L’operazione iniziò sotto la giunta Albertini, ma il passaggio finale è del 2007, quando a Palazzo Marino c’era già stato il cambio della guardia. Si ricorda quante erano le entrate del Comune? «Non ricordo con precisione». I bilanci dicono quattordici miliardi, può confermarlo? «Non ricordo con precisione». Quanto spendeva il Comune di Milano per rimborsare i mutui? «Non ricordo». Nel bilancio del 2007 ci sono 789 milioni di rate scadute, lo conferma? «Non ricordo».

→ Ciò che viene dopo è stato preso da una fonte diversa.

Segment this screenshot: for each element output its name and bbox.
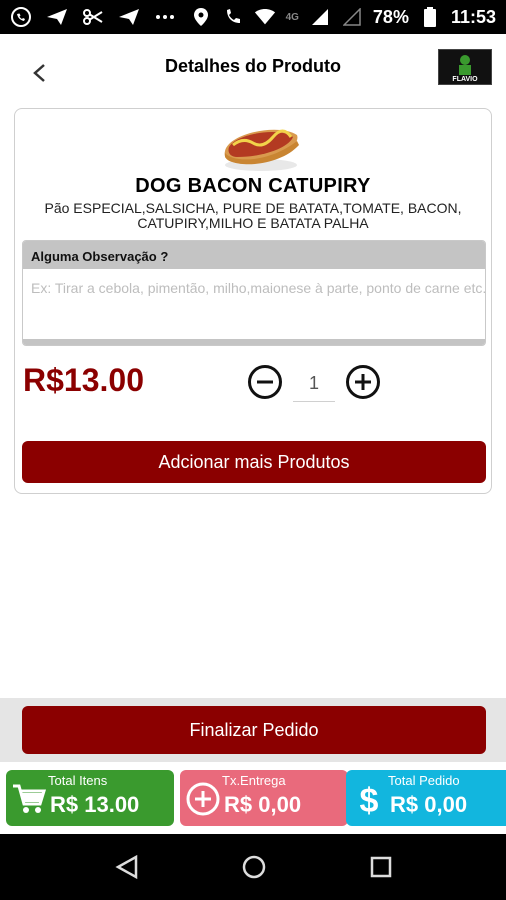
phone-4g-icon bbox=[222, 6, 244, 28]
dollar-icon: $ bbox=[352, 782, 386, 817]
total-order-box: $ Total Pedido R$ 0,00 bbox=[346, 770, 506, 826]
observation-input[interactable]: Ex: Tirar a cebola, pimentão, milho,maio… bbox=[23, 269, 485, 329]
scissors-icon bbox=[82, 6, 104, 28]
total-items-box: Total Itens R$ 13.00 bbox=[6, 770, 174, 826]
nav-home-icon bbox=[242, 855, 266, 879]
store-logo: FLAVIO bbox=[438, 49, 492, 85]
finalize-order-button[interactable]: Finalizar Pedido bbox=[22, 706, 486, 754]
whatsapp-icon bbox=[10, 6, 32, 28]
observation-divider bbox=[23, 339, 485, 345]
observation-label: Alguma Observação ? bbox=[23, 241, 485, 269]
add-more-products-button[interactable]: Adcionar mais Produtos bbox=[22, 441, 486, 483]
nav-recents-icon bbox=[370, 856, 392, 878]
wifi-icon bbox=[254, 6, 276, 28]
battery-icon bbox=[419, 6, 441, 28]
app-header: Detalhes do Produto FLAVIO bbox=[0, 34, 506, 104]
more-icon bbox=[154, 6, 176, 28]
signal-icon bbox=[341, 6, 363, 28]
battery-percent: 78% bbox=[372, 6, 409, 27]
totals-bar: Total Itens R$ 13.00 Tx.Entrega R$ 0,00 … bbox=[0, 762, 506, 834]
observation-box: Alguma Observação ? Ex: Tirar a cebola, … bbox=[22, 240, 486, 346]
page-title: Detalhes do Produto bbox=[164, 56, 341, 76]
clock: 11:53 bbox=[450, 6, 496, 27]
total-items-label: Total Itens bbox=[48, 773, 108, 788]
product-card: DOG BACON CATUPIRY Pão ESPECIAL,SALSICHA… bbox=[14, 108, 492, 494]
minus-circle-icon bbox=[248, 365, 282, 399]
product-description: Pão ESPECIAL,SALSICHA, PURE DE BATATA,TO… bbox=[44, 201, 462, 231]
plus-circle-icon bbox=[346, 365, 380, 399]
signal-icon bbox=[309, 6, 331, 28]
finalize-bar: Finalizar Pedido bbox=[0, 698, 506, 762]
delivery-fee-label: Tx.Entrega bbox=[222, 773, 286, 788]
network-type: 4G bbox=[285, 11, 299, 23]
total-order-label: Total Pedido bbox=[388, 773, 460, 788]
location-icon bbox=[190, 6, 212, 28]
product-name: DOG BACON CATUPIRY bbox=[135, 175, 371, 197]
svg-text:FLAVIO: FLAVIO bbox=[452, 76, 478, 83]
plus-circle-icon bbox=[186, 782, 220, 816]
nav-home-button[interactable] bbox=[241, 854, 267, 880]
nav-back-icon bbox=[115, 854, 138, 880]
system-navigation-bar bbox=[0, 834, 506, 900]
hotdog-image bbox=[219, 117, 303, 175]
total-order-value: R$ 0,00 bbox=[390, 792, 468, 817]
svg-text:$: $ bbox=[360, 782, 379, 817]
send-icon bbox=[46, 6, 68, 28]
nav-recents-button[interactable] bbox=[368, 854, 394, 880]
increase-quantity-button[interactable] bbox=[345, 364, 381, 400]
cart-icon bbox=[12, 782, 46, 816]
product-price: R$13.00 bbox=[23, 362, 144, 398]
quantity-field[interactable]: 1 bbox=[293, 365, 335, 402]
delivery-fee-box: Tx.Entrega R$ 0,00 bbox=[180, 770, 348, 826]
delivery-fee-value: R$ 0,00 bbox=[224, 792, 302, 817]
nav-back-button[interactable] bbox=[114, 854, 140, 880]
status-bar: 4G 78% 11:53 bbox=[0, 0, 506, 34]
decrease-quantity-button[interactable] bbox=[247, 364, 283, 400]
total-items-value: R$ 13.00 bbox=[50, 792, 140, 817]
send-icon bbox=[118, 6, 140, 28]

Vuoti di memoria a parte, il tema costante della testimonianza di Letizia Moratti è: la legge (in particolare la legge Bassanini) stabilisce in modo netto la separazione tra il ruolo dei politici e quello dei funzionari pubblici. Ai primi spettano le scelte di indirizzo, ai secondi la gestione operativa. Quindi le trattative con le banche scelte per trasformare in bond e altri prodotti finanziari una parte consistente dei debiti di Palazzo Marino ricaddero, spiega la Moratti, nelle competenze degli uffici. Le chiede il pm Robledo: «Il 13 giugno le banche illustrarono a Angela Casiraghi (direttore del settore bilancio, ndr) i dettagli dell’operazione. Ricorda se le vennero mostrati?» «Non ricordo».
Alla fine, è il giudice Oscar Magi - per cercare di tirare in qualche modo le fila dell’udienza - a chiedere a Letizia Moratti: «Ma il Comune di Milano si sentiva truffato dalle banche?». Risposta: «Ritenevamo che potesse esserci questa fattispecie», che è un modo articolato di rispondere di sì. Tanto che il Comune decise di costituirsi parte civile nel processo aperto dalla Procura.